Example 1 (Inventive)

(19) PC1 is compounded as described above with 0.1% by weight of Macrolex Violet 3R and 0.1% by weight of Macrolex Green 5B. The above-described color specimen sheets are produced, and painted and weathered as described.

Example 2 (Comparative)

(20) PC1 is compounded as described above with 0.08% by weight of Black Pearls. The above-described color specimen sheets are produced, and painted and weathered as described.

Example 3 (Comparative)

(21) PC1 is compounded as described above with 0.16% by weight of Black Pearls. The above-described color specimen sheets are produced, and painted and weathered as described.
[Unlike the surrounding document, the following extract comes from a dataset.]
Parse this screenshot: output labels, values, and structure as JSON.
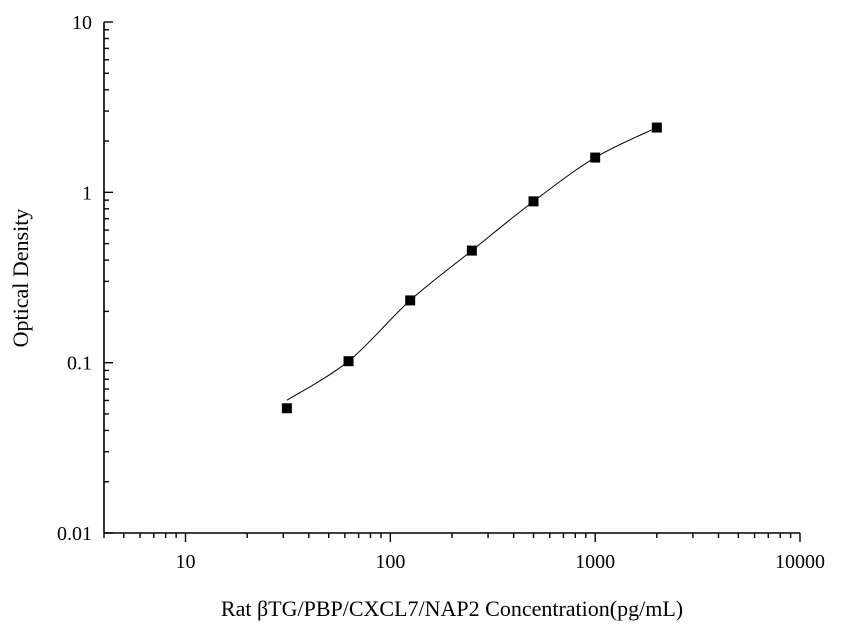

(22) TABLE-US-00001 Example 1 Example 2 Example 3 (inventive) (comparative) (comparative) Light transmission 0% 0% 0% Finding after 5000 h No defects No defects Cracks; Xe-WOM 0.75 W commencement of weathering delamination of the paint layer Finding after 6000 h No defects Large-area Large-area Xe-WOM 0.75 W delamination of delamination of the weathering the paint layer paint layer

(23) It is apparent that the inventive multilayer structure has a much higher weathering resistance than multilayer structures corresponding to the prior art.